Phd Studentship - Study of YBCO based SSPDs with specific investigation through global and local measurements (STM, SGM) of the microscopic mechanism leading to hotspot formation

Ecole supérieure de physique et de chimie industrielles de la ville de Paris



Position type:

Full time

01 Feb 2019
31 Mar 2019

Full details:

Reference number: EUR-375096

Description of the PhD project

Superconducting Single Photon Detector (SSPD) is a key technology for quantum communication or space-to-ground communications. They consist of superconducting nanowires biased near their critical current. A (visible or near IR) photon absorption creates a hotspot that is converted into a measurable voltage pulse. Although the microscopic picture of the particle-to-signal conversion is far from being understood, low-Tc SSPD are the best single photon detectors commercially available, in terms of quantum efficiency, jitter and dark counts. The main problem which prevents this technology to spread-out is the energy cost and complexity of 4K cryogenics. Making SSPD with High Temperature Superconducting materials (HTS SSPD) would allow working with currently available simplified energy efficient cryo-coolers working in the 60-80 K range. The aim of this PhD project is to fabricate YBCO based SSPD and to investigate, by mean of global and local (STM/AFM) measurements, the microscopic mechanism leading to hotspot formation, to optimize them. On this route, we will study NbN-based SSPDs as well, whose elaboration and characterization is fully controlled. We recently fabricated YBCO nano-meanders showing the highest aspect ratios ever reported so far with preserved superconducting properties, and measured highly hysteretic I-V characteristics that are mandatory to reach single photon detection. We will reduce further the nanowire cross-section to approach the standard parameters for low-Tc SSPDs (4nm-thick, 100nm wide, 100µm long4), through the fruitful collaboration with J. Briatico at UMR Thales-CNRS. The goal is to show the photo-response of YBCO nanowires at a photon level in the visible and near IR.

The core of the project is to address specific issues to improve SSPD performances: How the presence of strong supercurrents modifies the superconducting properties of the wire? Are there “preferential locations” where absorption takes place? How the film structure, inhomogeneities, wire edges, bends affect… the detector efficiency? Are there vortices, and do they influence the detection process? Thanks to the unique UHV low-temperature Scanning Tunneling Microscopy/Atomic Force Microscope (STM/AFM) equipment installed at ESPCI Paris, we will study conventional low-Tc SSPD and HTS nano-meanders under biased current, to answer these questions, combining global transport measurements and local electronic properties such as superconducting current distribution and local density of states. We will study the role of local topography and inhomogeneities on the detector efficiency and dark count rate. Using magnetic field, the presence and the distribution of vortices under current biasing will be studied. The tip will be used as pulse current source to inject high-energy quasi-particles to trigger the detection event.

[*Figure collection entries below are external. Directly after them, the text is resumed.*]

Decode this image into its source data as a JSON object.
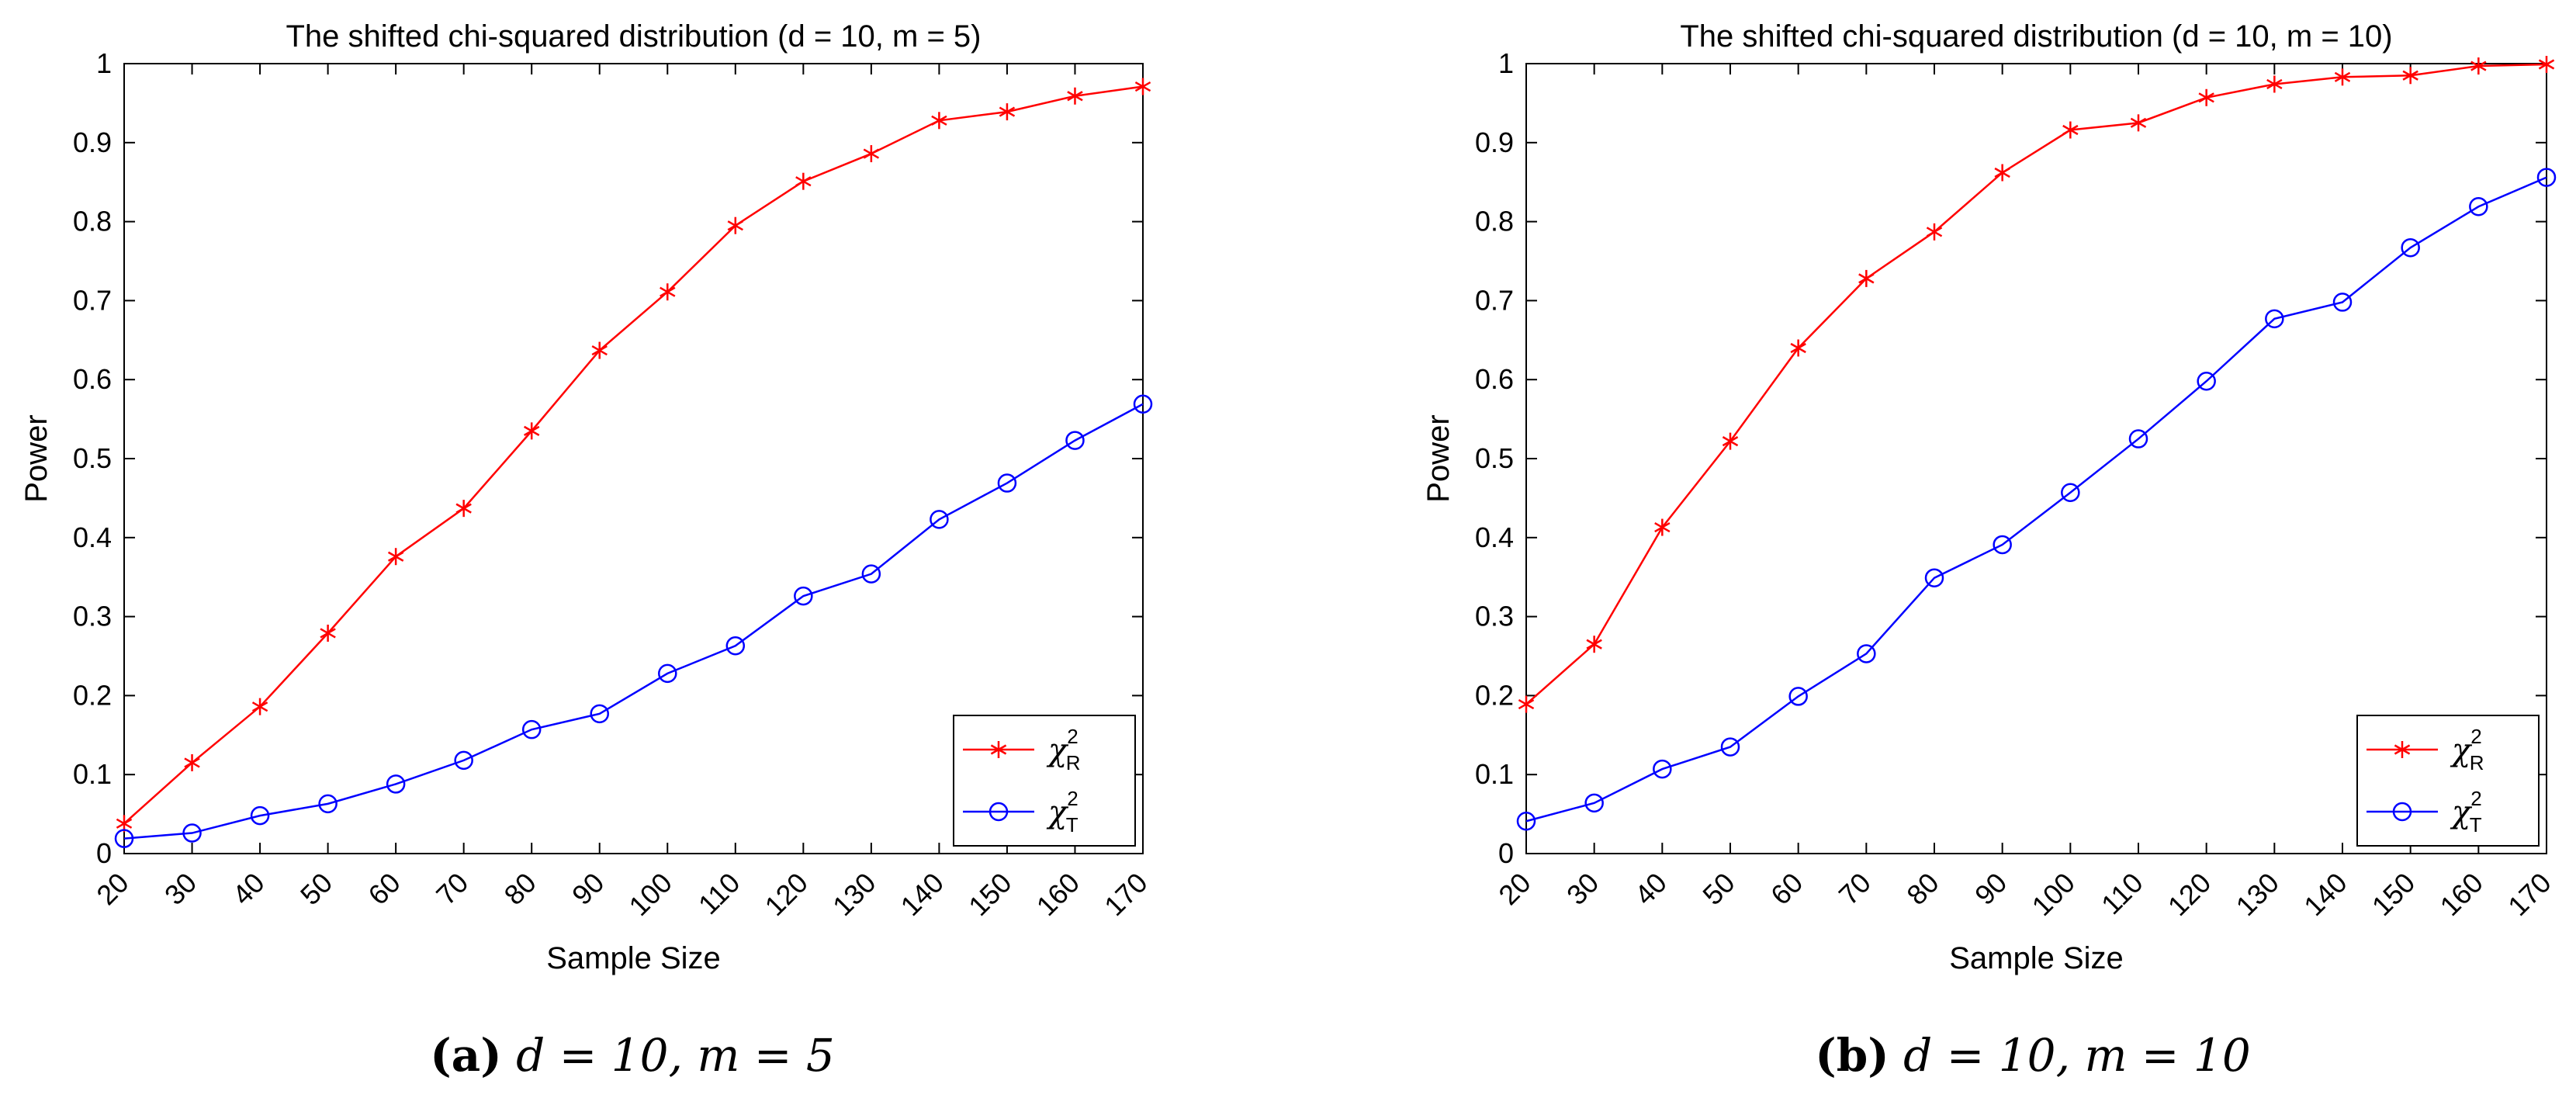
{
  "colors": {
    "red": "#ff0000",
    "blue": "#0000ff"
  },
  "chart_data": [
    {
      "type": "line",
      "title": "The shifted chi-squared distribution (d = 10, m = 5)",
      "xlabel": "Sample Size",
      "ylabel": "Power",
      "x": [
        20,
        30,
        40,
        50,
        60,
        70,
        80,
        90,
        100,
        110,
        120,
        130,
        140,
        150,
        160,
        170
      ],
      "xlim": [
        20,
        170
      ],
      "ylim": [
        0,
        1
      ],
      "yticks": [
        0,
        0.1,
        0.2,
        0.3,
        0.4,
        0.5,
        0.6,
        0.7,
        0.8,
        0.9,
        1
      ],
      "ytick_labels": [
        "0",
        "0.1",
        "0.2",
        "0.3",
        "0.4",
        "0.5",
        "0.6",
        "0.7",
        "0.8",
        "0.9",
        "1"
      ],
      "legend_position": "bottom-right",
      "series": [
        {
          "name": "χR2",
          "legend_main": "χ",
          "legend_sup": "2",
          "legend_sub": "R",
          "color": "#ff0000",
          "marker": "asterisk",
          "values": [
            0.038,
            0.115,
            0.186,
            0.279,
            0.376,
            0.437,
            0.535,
            0.637,
            0.711,
            0.795,
            0.851,
            0.886,
            0.928,
            0.939,
            0.959,
            0.971
          ]
        },
        {
          "name": "χT2",
          "legend_main": "χ",
          "legend_sup": "2",
          "legend_sub": "T",
          "color": "#0000ff",
          "marker": "circle",
          "values": [
            0.019,
            0.026,
            0.048,
            0.063,
            0.088,
            0.118,
            0.157,
            0.177,
            0.228,
            0.263,
            0.326,
            0.354,
            0.423,
            0.469,
            0.523,
            0.569
          ]
        }
      ],
      "caption": {
        "label": "(a)",
        "text": "d = 10, m = 5"
      }
    },
    {
      "type": "line",
      "title": "The shifted chi-squared distribution (d = 10, m = 10)",
      "xlabel": "Sample Size",
      "ylabel": "Power",
      "x": [
        20,
        30,
        40,
        50,
        60,
        70,
        80,
        90,
        100,
        110,
        120,
        130,
        140,
        150,
        160,
        170
      ],
      "xlim": [
        20,
        170
      ],
      "ylim": [
        0,
        1
      ],
      "yticks": [
        0,
        0.1,
        0.2,
        0.3,
        0.4,
        0.5,
        0.6,
        0.7,
        0.8,
        0.9,
        1
      ],
      "ytick_labels": [
        "0",
        "0.1",
        "0.2",
        "0.3",
        "0.4",
        "0.5",
        "0.6",
        "0.7",
        "0.8",
        "0.9",
        "1"
      ],
      "legend_position": "bottom-right",
      "series": [
        {
          "name": "χR2",
          "legend_main": "χ",
          "legend_sup": "2",
          "legend_sub": "R",
          "color": "#ff0000",
          "marker": "asterisk",
          "values": [
            0.189,
            0.265,
            0.413,
            0.522,
            0.64,
            0.728,
            0.787,
            0.862,
            0.916,
            0.925,
            0.957,
            0.974,
            0.983,
            0.985,
            0.997,
            0.999
          ]
        },
        {
          "name": "χT2",
          "legend_main": "χ",
          "legend_sup": "2",
          "legend_sub": "T",
          "color": "#0000ff",
          "marker": "circle",
          "values": [
            0.041,
            0.064,
            0.107,
            0.135,
            0.199,
            0.253,
            0.349,
            0.391,
            0.457,
            0.525,
            0.598,
            0.677,
            0.698,
            0.767,
            0.819,
            0.856
          ]
        }
      ],
      "caption": {
        "label": "(b)",
        "text": "d = 10, m = 10"
      }
    }
  ]
}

Description of the research Unit/subunit

UMR7636 Physics & Materials

The project will take place in the LPEM (UMR8213) in both QuantumSpec (D. Roditchev, S. Pons, S. Vlaic) and Phasme Group (C. Feuillet-Palma, J. Lesueur and N. Bergeal) .

The QuantumSpec group is headed by D. Roditchev, who recently moved from INSP to the LPEM in ESPCI-Paris, an assistant professor S. Vlaic and a CNRS researcher S. Pons.

D. Roditchev is internationally recognized for his expertise in building and operating low temperature STM and has built the 300mK apparatus used in INSP. He is a worldwide expert recognized internationally in superconductivity.

The Phasme group has been studying superconductors at a meso and nanoscale for many years, from High-Tc cuprates to 2-DEG at oxide interfaces, from basic research to applications. The group made essential contributions to understand the fundamental properties of superconducting cuprates, and at the same time, developed a new technology to make HTc nanowires and Josephson junctions which are used in various functional circuits (SQUID, SQUIFS, THz mixers and single photon detectors).

The complementarity of the teams brings the full span of skills necessary for the successful completion of the project.